- Gowanus Tunnel Deferred for A Few Decades- existing viaduct being reconstructed
- Feds Deny BQE Tunnel that would provide useful extra capacity
- Proposals for IRT expansion languish
Best Bang For the Buck-
Construct Linear Park Covered Cut & Cover Tunnel Interboro-Cross Brooklyn Expressway/Cross Harbor With IRT X Line via the New York Connecting RR Corridor
Reconstruction of underutilized RR
into linear park atop multi purpose cut and cover transportation facility
to better serve and connect the boroughs and the region
- Reconstructs existing under-utilized New York Connecting Railroad
- Constructs New Linear Park Atop Multi-Purpose/Railway-Expressway Cut and Cover Transportation facility
- Provides modernized-expanded freight rail, plus new IRT X Line from northern Queens southward to east-west through Brooklyn
- Provides an all new parallel vehicular route to the Brooklyn-Queens and Gowanus Expressways, avoiding construction disturbances to traffic upon those roads, and ultimately ease their future reconstruction, as well as better serve JFK Airport.
- Provide a much needed vehicular expressway route and IRT subway line across central Brooklyn
- Provides options for extensions:
-- westward via an all new Cross Harbor Tunnel,
-- northward via new tunnel connections to the Bronx,
-- eastward via IRT spur to JFK Airport.
Interboro Expressway was planned during the 1960s, included modernizing the existing IRT Carnesie line.
Cross Brooklyn Expressway was planned during the 1950s and 1960s to be routed by the Bay Ridge LIRR corridor, with different ideas for fitting it within the corridor's 80 foot wide middle segment, by the mid 1960s as a multi-level elevated facility, and by the late 1960s with multi-level cut and cover tunnels with new IRT line and new development atop, known as the 'Linear City' proposal.
IRT X Line is being promoted by the Regional Planning Association. It would run via the combined corridors of those previously planned for the Interboro Expressway and the western portion of the Cross Brooklyn Expressway, thus including the IRT line that had previously been planned as part of the proposed Cross Brooklyn Expressway-Linear City Project.
Both the Interboro and the Linear City Cross Brooklyn Expressway proposals were cancelled over 4 decades ago: the Interboro in 1973, and the Cross Brooklyn/Linear City in 1969 as part of then NYC Mayor Lindsey's mass cancellations of the city's yet to be built freeways.
This proposal would combine a revived Interboro and Cross Brooklyn Expressways with an IRT X line conceivably expanded to include a spur to JFK Airport, in a design building upon what was developed with the previous 'Linear City' proposal, with the concept of enclosing the Expressways and the Railroads within box tunnels, but with a continuous linear park.

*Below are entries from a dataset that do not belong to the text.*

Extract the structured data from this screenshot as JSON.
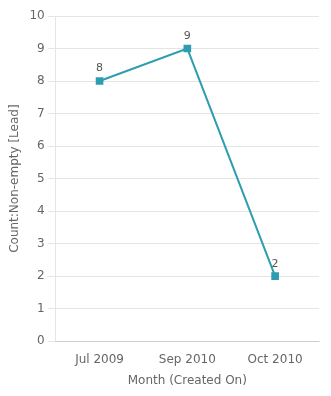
{
  "chart_data": {
    "type": "line",
    "xlabel": "Month (Created On)",
    "ylabel": "Count:Non-empty [Lead]",
    "categories": [
      "Jul 2009",
      "Sep 2010",
      "Oct 2010"
    ],
    "values": [
      8,
      9,
      2
    ],
    "color": "#2E9DB0",
    "marker": "square",
    "ylim": [
      0,
      10
    ],
    "yticks": [
      0,
      1,
      2,
      3,
      4,
      5,
      6,
      7,
      8,
      9,
      10
    ],
    "grid": true,
    "data_labels": true
  }
}
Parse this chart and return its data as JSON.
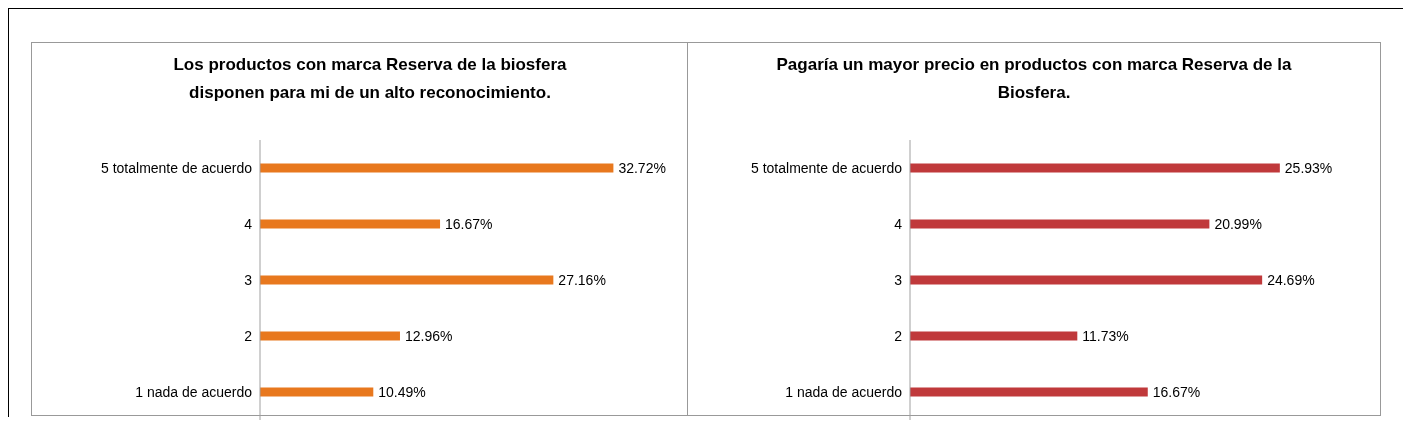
{
  "chart_data": [
    {
      "type": "bar",
      "orientation": "horizontal",
      "title": "Los productos con marca  Reserva de la biosfera disponen para mi de un alto reconocimiento.",
      "categories": [
        "5 totalmente de acuerdo",
        "4",
        "3",
        "2",
        "1 nada de acuerdo"
      ],
      "values": [
        32.72,
        16.67,
        27.16,
        12.96,
        10.49
      ],
      "value_labels": [
        "32.72%",
        "16.67%",
        "27.16%",
        "12.96%",
        "10.49%"
      ],
      "color": "#e8781e",
      "grid": false,
      "legend": false
    },
    {
      "type": "bar",
      "orientation": "horizontal",
      "title": "Pagaría un mayor precio en productos con marca Reserva de la Biosfera.",
      "categories": [
        "5 totalmente de acuerdo",
        "4",
        "3",
        "2",
        "1 nada de acuerdo"
      ],
      "values": [
        25.93,
        20.99,
        24.69,
        11.73,
        16.67
      ],
      "value_labels": [
        "25.93%",
        "20.99%",
        "24.69%",
        "11.73%",
        "16.67%"
      ],
      "color": "#c0393b",
      "grid": false,
      "legend": false
    }
  ]
}
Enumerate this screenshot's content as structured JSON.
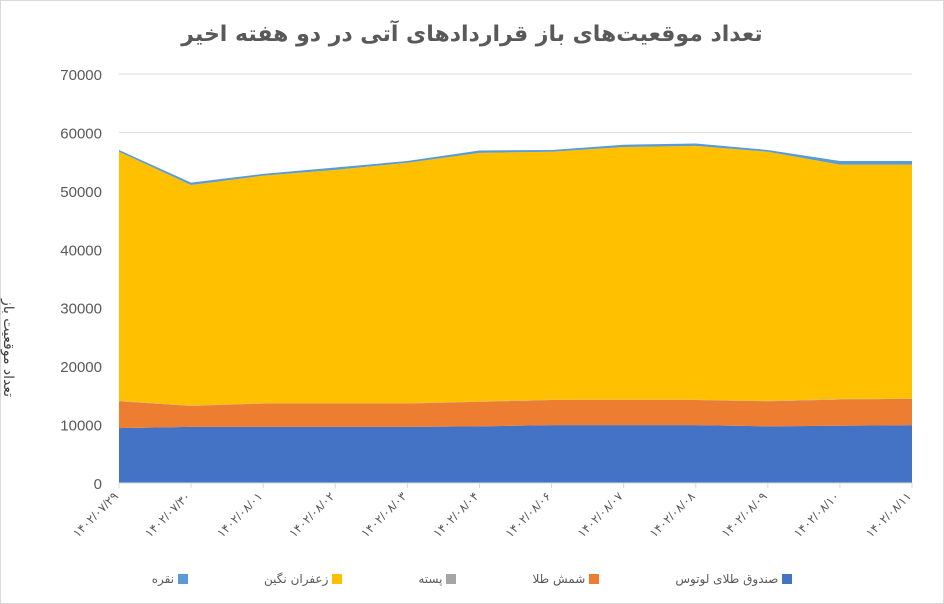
{
  "chart_data": {
    "type": "area",
    "stacked": true,
    "title": "تعداد موقعیت‌های باز قراردادهای آتی در دو هفته اخیر",
    "xlabel": "",
    "ylabel": "تعداد موقعیت باز",
    "ylim": [
      0,
      70000
    ],
    "yticks": [
      "0",
      "10000",
      "20000",
      "30000",
      "40000",
      "50000",
      "60000",
      "70000"
    ],
    "grid": true,
    "legend_position": "bottom",
    "categories": [
      "۱۴۰۲/۰۷/۲۹",
      "۱۴۰۲/۰۷/۳۰",
      "۱۴۰۲/۰۸/۰۱",
      "۱۴۰۲/۰۸/۰۲",
      "۱۴۰۲/۰۸/۰۳",
      "۱۴۰۲/۰۸/۰۴",
      "۱۴۰۲/۰۸/۰۶",
      "۱۴۰۲/۰۸/۰۷",
      "۱۴۰۲/۰۸/۰۸",
      "۱۴۰۲/۰۸/۰۹",
      "۱۴۰۲/۰۸/۱۰",
      "۱۴۰۲/۰۸/۱۱"
    ],
    "series": [
      {
        "name": "صندوق طلای لوتوس",
        "color": "#4472c4",
        "values": [
          9400,
          9600,
          9600,
          9600,
          9600,
          9700,
          9900,
          9900,
          9900,
          9700,
          9800,
          9900
        ]
      },
      {
        "name": "شمش طلا",
        "color": "#ed7d31",
        "values": [
          4600,
          3600,
          4000,
          4000,
          4000,
          4200,
          4300,
          4300,
          4300,
          4300,
          4500,
          4500
        ]
      },
      {
        "name": "پسته",
        "color": "#a5a5a5",
        "values": [
          50,
          50,
          50,
          50,
          50,
          50,
          50,
          50,
          50,
          50,
          50,
          50
        ]
      },
      {
        "name": "زعفران نگین",
        "color": "#ffc000",
        "values": [
          42650,
          37750,
          38950,
          39950,
          41150,
          42550,
          42450,
          43250,
          43450,
          42650,
          40150,
          40050
        ]
      },
      {
        "name": "نقره",
        "color": "#5b9bd5",
        "values": [
          300,
          400,
          300,
          400,
          300,
          400,
          300,
          400,
          400,
          300,
          600,
          600
        ]
      }
    ]
  },
  "legend": [
    {
      "label": "صندوق طلای لوتوس",
      "color": "#4472c4"
    },
    {
      "label": "شمش طلا",
      "color": "#ed7d31"
    },
    {
      "label": "پسته",
      "color": "#a5a5a5"
    },
    {
      "label": "زعفران نگین",
      "color": "#ffc000"
    },
    {
      "label": "نقره",
      "color": "#5b9bd5"
    }
  ]
}
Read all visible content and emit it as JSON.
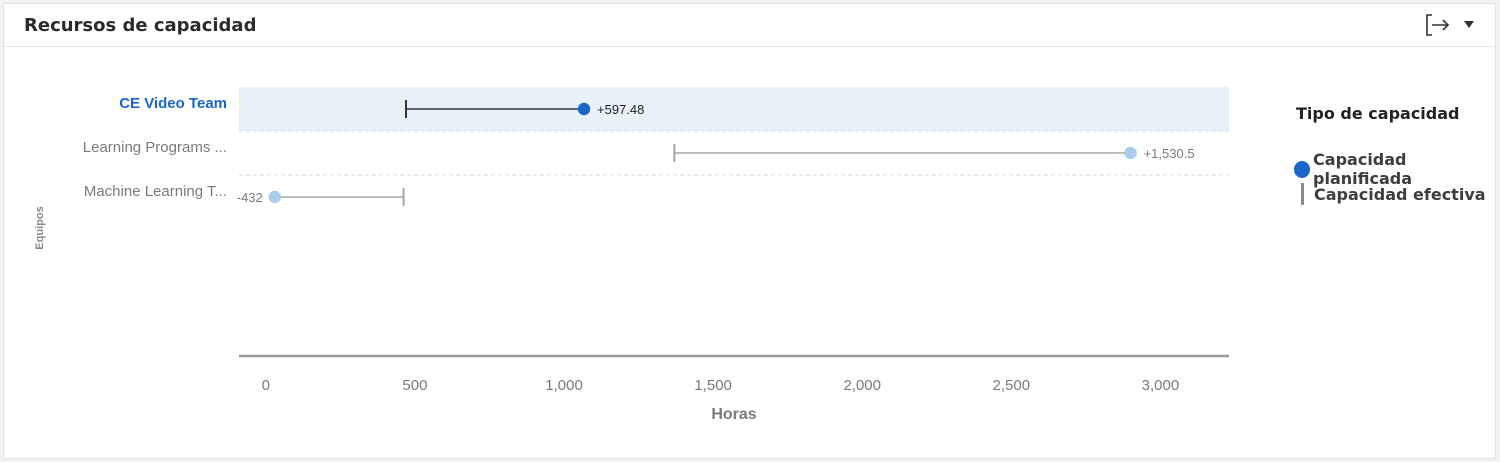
{
  "header": {
    "title": "Recursos de capacidad",
    "icons": [
      "export-icon",
      "chevron-down-icon"
    ]
  },
  "legend": {
    "title": "Tipo de capacidad",
    "items": [
      {
        "label": "Capacidad planificada",
        "marker": "dot",
        "color": "#1a66c9"
      },
      {
        "label": "Capacidad efectiva",
        "marker": "bar",
        "color": "#8a8a8a"
      }
    ]
  },
  "chart_data": {
    "type": "dumbbell",
    "orientation": "horizontal",
    "xlabel": "Horas",
    "ylabel": "Equipos",
    "xlim": [
      -90,
      3230
    ],
    "x_ticks": [
      0,
      500,
      1000,
      1500,
      2000,
      2500,
      3000
    ],
    "x_tick_labels": [
      "0",
      "500",
      "1,000",
      "1,500",
      "2,000",
      "2,500",
      "3,000"
    ],
    "categories": [
      "CE Video Team",
      "Learning Programs ...",
      "Machine Learning T..."
    ],
    "series": [
      {
        "name": "Capacidad efectiva",
        "values": [
          470,
          1370,
          462
        ]
      },
      {
        "name": "Capacidad planificada",
        "values": [
          1067,
          2900,
          30
        ]
      }
    ],
    "difference_labels": [
      "+597.48",
      "+1,530.5",
      "-432"
    ],
    "highlighted_category": "CE Video Team",
    "colors": {
      "highlight": "#1a66c9",
      "highlight_band": "#e8f0fa",
      "muted_dot": "#a9cdec",
      "muted_line": "#a6a6a6",
      "dark_line": "#333333",
      "axis": "#9a9a9a"
    },
    "grid": false,
    "legend_position": "right"
  }
}
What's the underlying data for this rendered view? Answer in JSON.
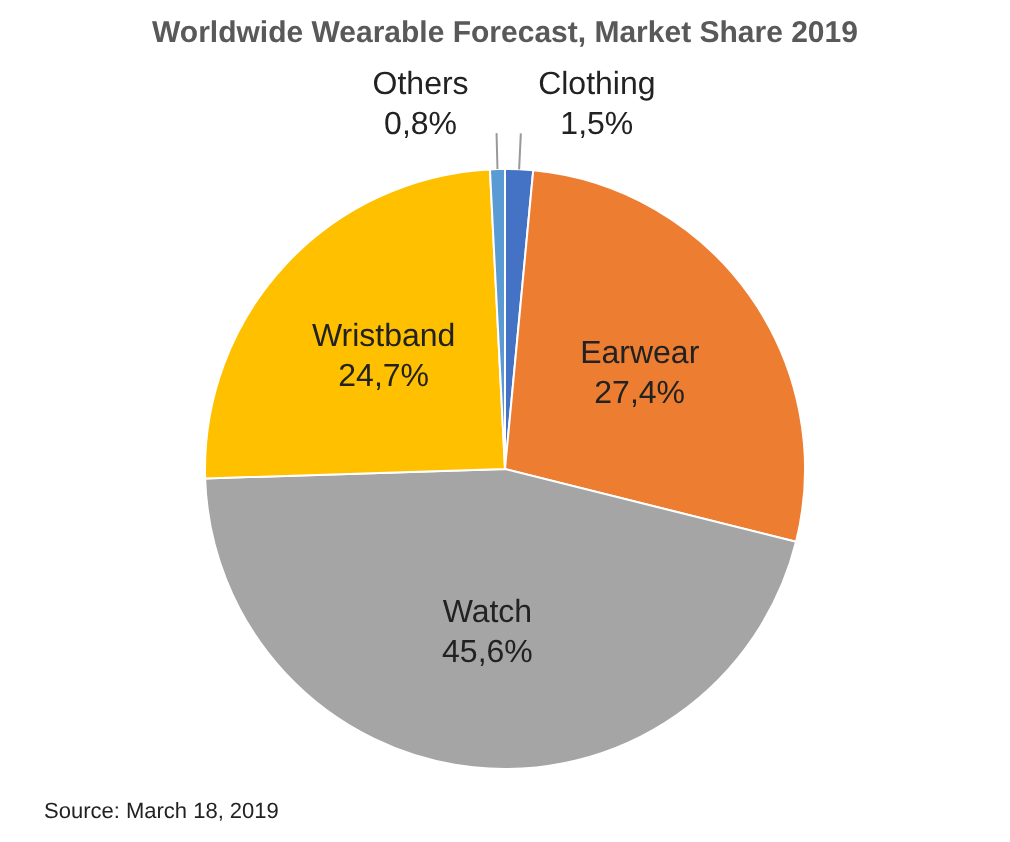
{
  "chart_data": {
    "type": "pie",
    "title": "Worldwide Wearable Forecast, Market Share 2019",
    "categories": [
      "Clothing",
      "Earwear",
      "Watch",
      "Wristband",
      "Others"
    ],
    "values": [
      1.5,
      27.4,
      45.6,
      24.7,
      0.8
    ],
    "colors": [
      "#4472c4",
      "#ed7d31",
      "#a5a5a5",
      "#ffc000",
      "#5b9bd5"
    ],
    "value_labels": [
      "1,5%",
      "27,4%",
      "45,6%",
      "24,7%",
      "0,8%"
    ],
    "legend": false,
    "annotations": [
      "Source: March 18, 2019"
    ]
  }
}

It would start the Interboro at the New York Connecting Railroad junction with the I-278 approach to the Triborough Bridge, reconstructing that segment to create the new junction.
The Cross Brooklyn Expressway would be built to accommodate extensions to the west and to the east, respectively: a Cross Harbor Tunnel to I-78 in New Jersey, featuring vehicular expressway and rail lines (freight and IRT); and a Expressway and IRT continuation to JFK Airport, and beyond via the east-west portion of the Belt Parkway with added carriageways and decking, to the Sunrise Highway Corridor.
Provides new enhanced transport corridor facility via existing underutilized corridor roughly paralleling the existing BQE-Gowanus, without requiring any disruptions to that existing corridor-facility; and ultimately could accept traffic diverted from that existing corridor-facility to make the later reconstruction of such more practical. It would be easier to eventually construct a tunneled replacement for the BQE-Gowanus when there is a parallel facility to divert much of the traffic. Would likewise provide such a benefit to the VanWyck Expressway, facilitating the latter's eventual reconstruction with greater capacity and undergrounding.